En este caso se trataría de entender la importancia del problemas y la necesidad de atenderlo en aras de tener una buena salud presente y futura, tomárselo en serio e ir implementando hábitos y rutinas que de forma sinérgica modifiquen nuestra relación con los alimentos sin atentar contra nuestros modos de socializar y relacionarnos con los demás y con el mundo. Como se ve, un problema complejo e importante no es susceptible de resolverse con decisiones triviales tomadas sobre las rodillas.
Este ejemplo es extensivo a casi cualquier interacción que llevemos a cabo con la realidad.
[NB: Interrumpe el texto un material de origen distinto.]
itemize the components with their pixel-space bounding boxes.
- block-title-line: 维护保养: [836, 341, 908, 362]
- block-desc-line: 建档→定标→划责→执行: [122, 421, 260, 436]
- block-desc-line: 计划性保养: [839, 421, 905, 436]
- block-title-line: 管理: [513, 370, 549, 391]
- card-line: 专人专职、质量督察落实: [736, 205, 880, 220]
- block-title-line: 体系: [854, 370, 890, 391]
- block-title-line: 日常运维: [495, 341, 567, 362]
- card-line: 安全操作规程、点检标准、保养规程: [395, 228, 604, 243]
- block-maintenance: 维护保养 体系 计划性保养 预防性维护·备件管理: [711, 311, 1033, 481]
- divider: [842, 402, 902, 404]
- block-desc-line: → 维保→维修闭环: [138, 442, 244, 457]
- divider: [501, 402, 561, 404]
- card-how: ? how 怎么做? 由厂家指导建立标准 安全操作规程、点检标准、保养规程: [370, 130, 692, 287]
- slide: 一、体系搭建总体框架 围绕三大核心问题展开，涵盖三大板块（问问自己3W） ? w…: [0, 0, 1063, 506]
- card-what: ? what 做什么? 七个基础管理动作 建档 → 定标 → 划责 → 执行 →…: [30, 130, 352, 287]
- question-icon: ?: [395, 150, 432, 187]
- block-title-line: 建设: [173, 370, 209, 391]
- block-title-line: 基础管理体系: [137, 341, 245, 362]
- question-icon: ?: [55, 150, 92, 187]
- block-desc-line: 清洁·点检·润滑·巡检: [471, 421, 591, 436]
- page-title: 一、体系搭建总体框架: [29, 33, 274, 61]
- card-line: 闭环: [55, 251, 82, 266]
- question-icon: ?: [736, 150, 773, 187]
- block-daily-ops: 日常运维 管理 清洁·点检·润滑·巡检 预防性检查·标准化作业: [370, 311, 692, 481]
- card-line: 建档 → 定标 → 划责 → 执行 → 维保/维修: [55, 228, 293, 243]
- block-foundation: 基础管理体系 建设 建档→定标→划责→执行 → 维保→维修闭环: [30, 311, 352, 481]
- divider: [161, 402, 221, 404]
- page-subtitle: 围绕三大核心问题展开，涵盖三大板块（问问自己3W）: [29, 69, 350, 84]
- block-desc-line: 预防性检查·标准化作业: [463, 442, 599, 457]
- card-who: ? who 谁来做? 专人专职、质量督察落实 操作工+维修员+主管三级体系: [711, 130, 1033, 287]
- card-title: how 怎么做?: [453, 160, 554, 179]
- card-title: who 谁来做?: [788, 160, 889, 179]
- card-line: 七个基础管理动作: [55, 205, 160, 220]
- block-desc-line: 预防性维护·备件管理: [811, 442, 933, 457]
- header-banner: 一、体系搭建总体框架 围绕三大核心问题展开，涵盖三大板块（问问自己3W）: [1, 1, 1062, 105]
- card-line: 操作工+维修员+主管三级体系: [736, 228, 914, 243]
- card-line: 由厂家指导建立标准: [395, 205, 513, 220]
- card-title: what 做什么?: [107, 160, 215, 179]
El punto es comprender que todos los fenómenos que nos afectan en un sentido u otro son producidos por infinidad de factores, y que simplificar demasiado las variables conlleva no resolver nada.
Por eso las soluciones simples y generales casi nunca resuelven nada y suelen agravar el problema original, como en el ejemplo de dejar de comer carbohidratos –o sus equivalentes en otros ámbitos, como podría ser: para combatir la pobreza, otorgar magnánimamente una pensión minúscula sin tomar en cuenta temas como alimentación, transporte, educación, oportunidades laborales, reconstrucción saludable de vínculos afectivos y familiares que eviten violencia y la descomposición familiar, etc., que favorezcan que realmente los grupos vulnerables abandonen esa situación–.
Nos guste o no reconocerlo, el mundo que habitamos en el siglo XXI es mucho más complejo e incierto y cambia con mucha mayor rapidez que nunca en la historia humana. En las últimas dos generaciones nuestra forma de vida se ha alterado hasta niveles inimaginables y la tendencia es continuar por ese camino, aunque casi seguro a un ritmo de transformación aun mayor. No queda sino aceptar que no es un tema de mera voluntad y que las narrativas que construyamos para explicar y resolver los desafíos que nos aquejan deberán tomar en cuenta este escenario de complejidad creciente.